19.06.2017, 14:41 Uhr

19-jährige Betrügerin verurteilt

Staatsanwältin Gudrun Bischof: Keine Sympathie für die Angeklagte. Richter Martin Bodner verpflichtete sie zur Wiedergutmachung. (Foto: mr)
BEZIRK GÄNSERNDORF/KORNEUBURG (mr). Keinen Job, dafür aber Schulden bis über beide Ohren, hatte eine im Bezirk an mehreren Orten wohnhaft gewesene 19-Jährige.

Thermengutscheinetrick

Zur Sanierung ihrer maroden Finanzen kam sie auf die Idee im Internet Gutscheine für Thermenaufenthalte anzubieten.
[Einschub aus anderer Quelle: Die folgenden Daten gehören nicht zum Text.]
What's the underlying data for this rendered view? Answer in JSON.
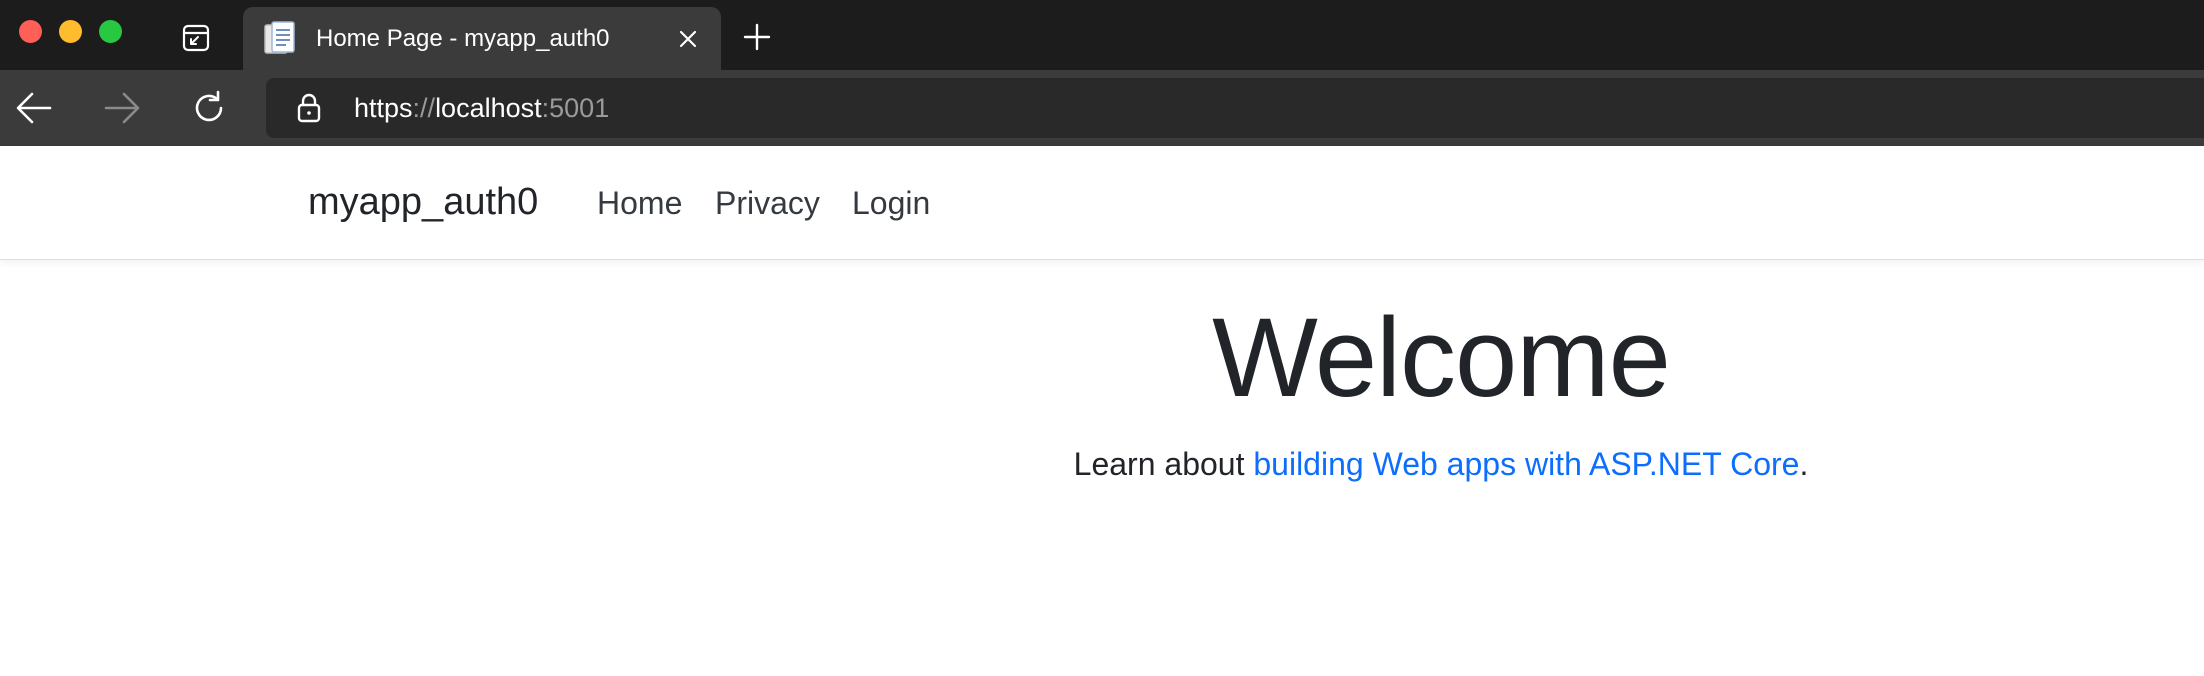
{
  "browser": {
    "tab": {
      "title": "Home Page - myapp_auth0"
    },
    "address": {
      "scheme": "https",
      "separator": "://",
      "host": "localhost",
      "port": ":5001"
    },
    "icons": {
      "tab_actions": "tab-actions-icon",
      "favicon": "page-favicon-icon",
      "close": "close-icon",
      "new_tab": "plus-icon",
      "back": "arrow-left-icon",
      "forward": "arrow-right-icon",
      "reload": "reload-icon",
      "lock": "lock-icon"
    },
    "colors": {
      "titlebar": "#1c1c1c",
      "toolbar": "#3b3b3b",
      "addressbar": "#292929",
      "close": "#fe5f57",
      "minimize": "#febc2e",
      "maximize": "#28c840"
    }
  },
  "site": {
    "brand": "myapp_auth0",
    "nav": [
      {
        "label": "Home"
      },
      {
        "label": "Privacy"
      },
      {
        "label": "Login"
      }
    ]
  },
  "main": {
    "heading": "Welcome",
    "lead_prefix": "Learn about ",
    "lead_link": "building Web apps with ASP.NET Core",
    "lead_suffix": ".",
    "link_color": "#0d6efd"
  }
}
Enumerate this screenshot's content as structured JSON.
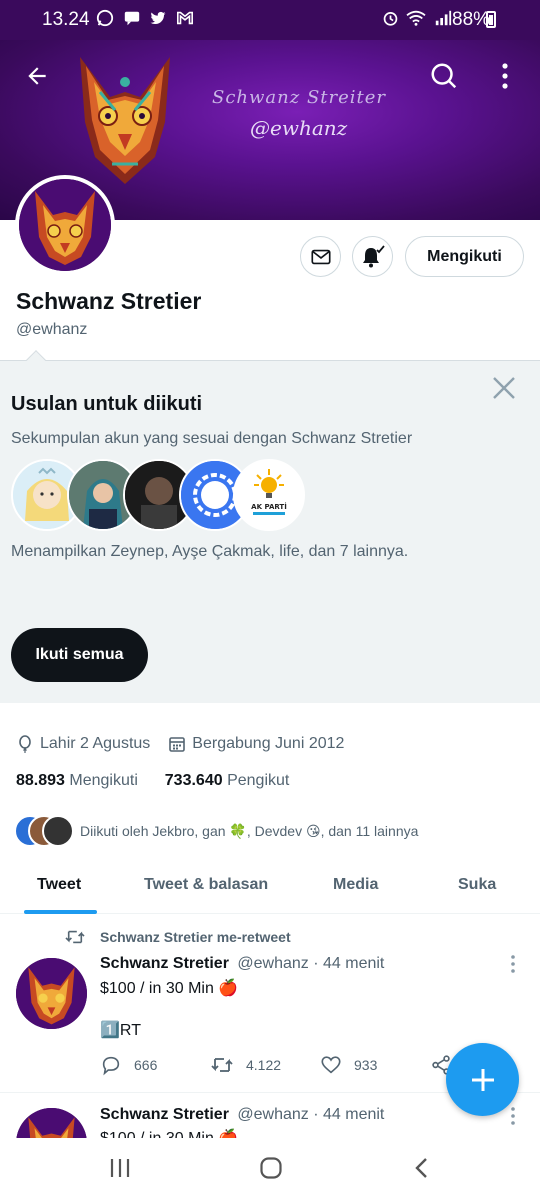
{
  "status_bar": {
    "time": "13.24",
    "battery": "88%",
    "left_icons": [
      "whatsapp-icon",
      "message-icon",
      "twitter-icon",
      "gmail-icon"
    ],
    "right_icons": [
      "alarm-icon",
      "wifi-icon",
      "signal-icon",
      "battery-icon"
    ]
  },
  "banner": {
    "script_text": "Schwanz Streiter",
    "handle_text": "@ewhanz"
  },
  "profile": {
    "name": "Schwanz Stretier",
    "handle": "@ewhanz",
    "following_button": "Mengikuti",
    "birthday": "Lahir 2 Agustus",
    "joined": "Bergabung Juni 2012",
    "following_count": "88.893",
    "following_label": "Mengikuti",
    "followers_count": "733.640",
    "followers_label": "Pengikut",
    "followed_by": "Diikuti oleh Jekbro, gan 🍀, Devdev 😘, dan 11 lainnya"
  },
  "suggestions": {
    "title": "Usulan untuk diikuti",
    "subtitle": "Sekumpulan akun yang sesuai dengan Schwanz Stretier",
    "showing": "Menampilkan Zeynep, Ayşe Çakmak, life, dan 7 lainnya.",
    "follow_all": "Ikuti semua",
    "akparti_text": "AK PARTİ"
  },
  "tabs": [
    {
      "label": "Tweet",
      "active": true
    },
    {
      "label": "Tweet & balasan",
      "active": false
    },
    {
      "label": "Media",
      "active": false
    },
    {
      "label": "Suka",
      "active": false
    }
  ],
  "tweets": [
    {
      "retweet_label": "Schwanz Stretier me-retweet",
      "name": "Schwanz Stretier",
      "handle_time": "@ewhanz · 44 menit",
      "line1": "$100 / in 30 Min 🍎",
      "line2": "1️⃣RT",
      "replies": "666",
      "retweets": "4.122",
      "likes": "933"
    },
    {
      "name": "Schwanz Stretier",
      "handle_time": "@ewhanz · 44 menit",
      "line1": "$100 / in 30 Min 🍎"
    }
  ],
  "colors": {
    "accent": "#1d9bf0",
    "banner": "#5a1290",
    "text": "#0f1419",
    "muted": "#536471"
  }
}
Acht Personen überwiesen den geforderten Gegenwert, Gutscheine sahen sie keine, die 19-Jährige streifte mindestens 3.000 Euro ein.

Der iPhone und iPad-Trick

Bei den Mobilfunkanbietern stand die Angeklagte auf der schwarzen Liste, also angelte sie sich einen 22-jährigen unbedarften Wiener und überredete ihn, für sie auf seinem Namen in Shopping Resort G3 zwei Mobilfunkverträge abzuschließen. Die Geräte nahm sie an sich und versprach hoch und heilig, die Monatsbeträge zu bezahlen, was natürlich nicht geschah. Der Wiener sitzt jetzt auf zwei Verträgen und zahlt zwei Jahre lang die Raten.
Die bisher gerichtlich unbescholtene Angeklagte war geständig und nahm die sechsmonatige Bewährungsstrafe an. Rechtskräftig!